Author(s): Geoff Blaber
Data traffic continues to grow at a relentless pace, driven by the growing app and service economy. Ericsson cited a rise in traffic of 60 percent between 1Q15 and 1Q16 alone and Cisco estimated an increase of 74 percent in 2015. Ericsson forecasts smartphone traffic to grow by 12 times between 2015 and 2021, with about 90 percent of cellular mobile data traffic coming from smartphones by the end of that period.
This growth will be fuelled by a rising number of smartphone subscriptions and increasing consumption of apps and video content per subscriber. We believe that augmented reality, virtual reality and 360-degree streaming content will also contribute heavily, already evident in the popularity of Pokemon Go and in Facebook's statement that over 250,000 360-degree videos were uploaded on the platform from September 2015 to August 2016. Such shifts will require low latency and high bandwidth for an adequate user experience, and this is likely to put huge demand on Wi-Fi and cellular networks.
CCS Insight forecasts that over 68 million mobile virtual reality devices will ship by 2020, adding significantly to mobile data traffic. This is set to be compounded by an abundance of new connections to the network as part of the Internet of things (IoT), with Ericsson forecasting 15.7 billion IoT devices by 2021. An estimated 1.5 billion of these will be connected by cellular networks, requiring comparatively low data rates but in high volume. However, tasks like autonomous driving and remote manufacturing will crucially require low latencies at or below 1 millisecond.

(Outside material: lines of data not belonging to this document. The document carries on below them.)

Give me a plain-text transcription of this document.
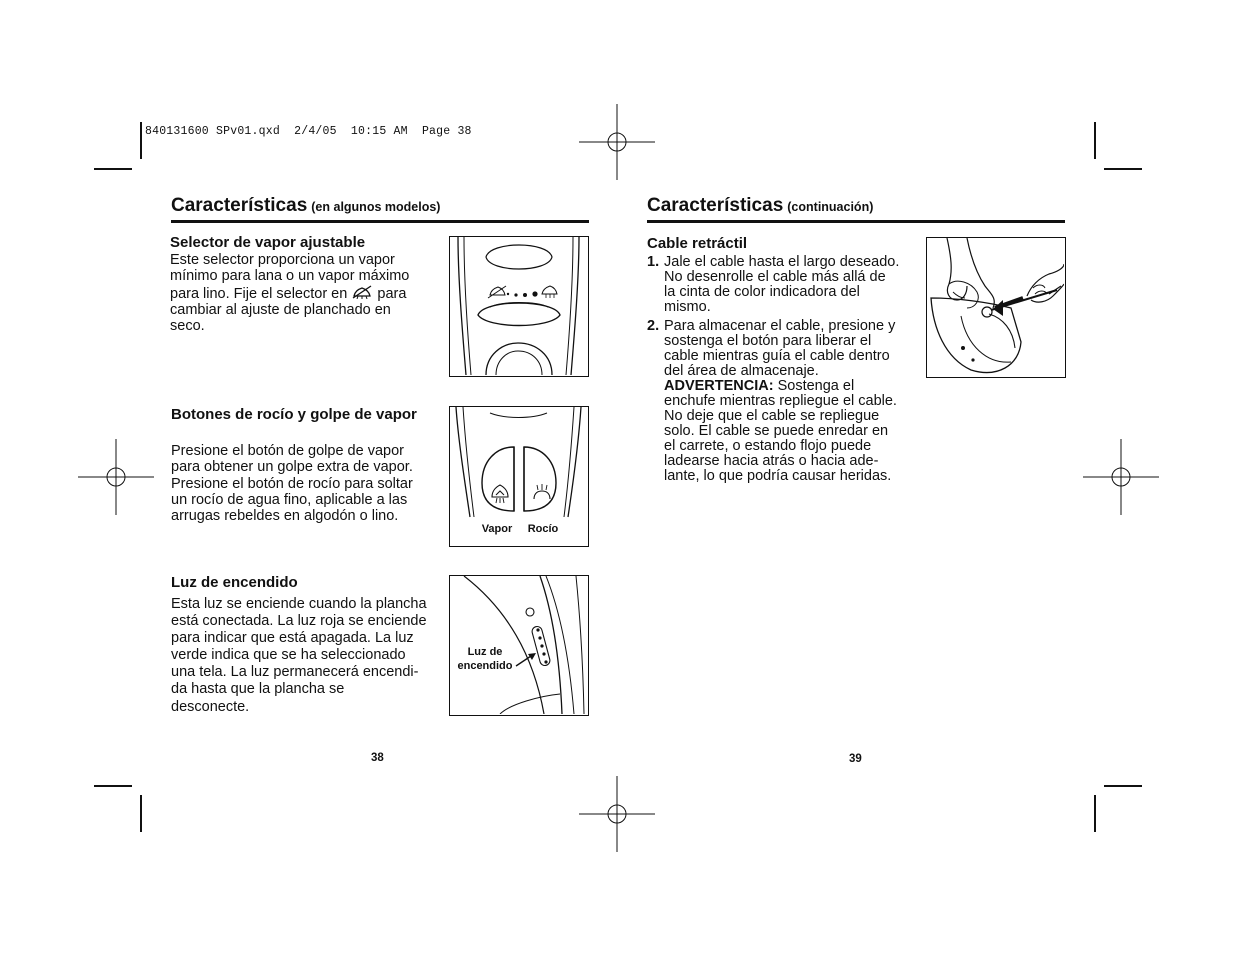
840131600 SPv01.qxd  2/4/05  10:15 AM  Page 38
Características (en algunos modelos)
Selector de vapor ajustable
Este selector proporciona un vapor
mínimo para lana o un vapor máximo
para lino. Fije el selector en para
cambiar al ajuste de planchado en
seco.
Botones de rocío y golpe de vapor
Presione el botón de golpe de vapor
para obtener un golpe extra de vapor.
Presione el botón de rocío para soltar
un rocío de agua fino, aplicable a las
arrugas rebeldes en algodón o lino.
Vapor Rocío
Luz de encendido
Esta luz se enciende cuando la plancha
está conectada. La luz roja se enciende
para indicar que está apagada. La luz
verde indica que se ha seleccionado
una tela. La luz permanecerá encendi-
da hasta que la plancha se
desconecte.
Luz de
encendido
38
Características (continuación)
Cable retráctil
1. Jale el cable hasta el largo deseado.
No desenrolle el cable más allá de
la cinta de color indicadora del
mismo.
2. Para almacenar el cable, presione y
sostenga el botón para liberar el
cable mientras guía el cable dentro
del área de almacenaje.
ADVERTENCIA: Sostenga el
enchufe mientras repliegue el cable.
No deje que el cable se repliegue
solo. El cable se puede enredar en
el carrete, o estando flojo puede
ladearse hacia atrás o hacia ade-
lante, lo que podría causar heridas.
39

Addressing the Data Challenge
Networks and devices need to evolve through increased efficiency, the addition of new spectrum and the introduction of new technologies to intelligently manage and distribute traffic.
An important part of the process is using unlicensed as well as licensed spectrum. The topography of the network also needs to adapt, with density becoming as important as coverage as 5G connectivity looks set to utilize new higher-frequency millimetre wave bands.
It's critical that operators maximize what are often highly fragmented spectrum assets and make use of unlicensed spectrum. Operators can combine disparate spectrum blocks (including unlicensed airwaves) through carrier aggregation to increase speed and capacity. In addition, the use of more antennas to create more data streams and advanced modulation techniques can boost throughput and capacity.
Many of these techniques are a key part of LTE-Advanced and LTE-Advanced Pro standards, and these represent the near-term priorities as operators address the data challenge. We believe that the requirement to maximize capital investment in LTE, address data demand and the need for a smooth path to 5G will see an accelerated commitment to LTE-Advanced.
Importance of the Modem
CCS Insight predicts that the modem will become important and complex in a highly segmented IoT landscape. Systems must be highly optimized and extremely efficient to enable low-power wide-area devices to sit in the field for years, and bandwidth and latency will be crucial for the likes of drones, autonomous driving and healthcare applications.
Network infrastructure and operator deployments have historically run ahead of handset technology: features have been launched commercially only to be met with a delay as chipset suppliers sought to integrate the necessary features into devices. This situation has now been reversed, with modem technology from a select few suppliers operating at a cadence ahead of commercial network implementations. The development time to the availability of supporting devices has also been significantly reduced, and this accelerated pace is helping network evolution to provide greater efficiency, throughput and lower latencies.
We believe this is strengthening focus on modem capability in the handset. It's a leap to suggest that consumers will concentrate on modem attributes in the same way as CPU cores and clock speeds, but the feature is undoubtedly affecting purchase decisions by handset makers and chipset players seeking differentiation and by operators motivated by network capacity, performance and return on investment. Smartphones will remain responsible for most data traffic, and devices stand to become a bottleneck if they don't support key optimization features.
With modem technology varying significantly in feature set from one supplier to another — owing largely to growing complexity — CCS Insight believes the competitive landscape stands to intensify (see The Importance of Connectivity). Players that can swiftly integrate key features and deliver them at mass-market prices stand to establish a significant long-term competitive advantage that's likely to be strengthened by the added complexity of 5G connectivity.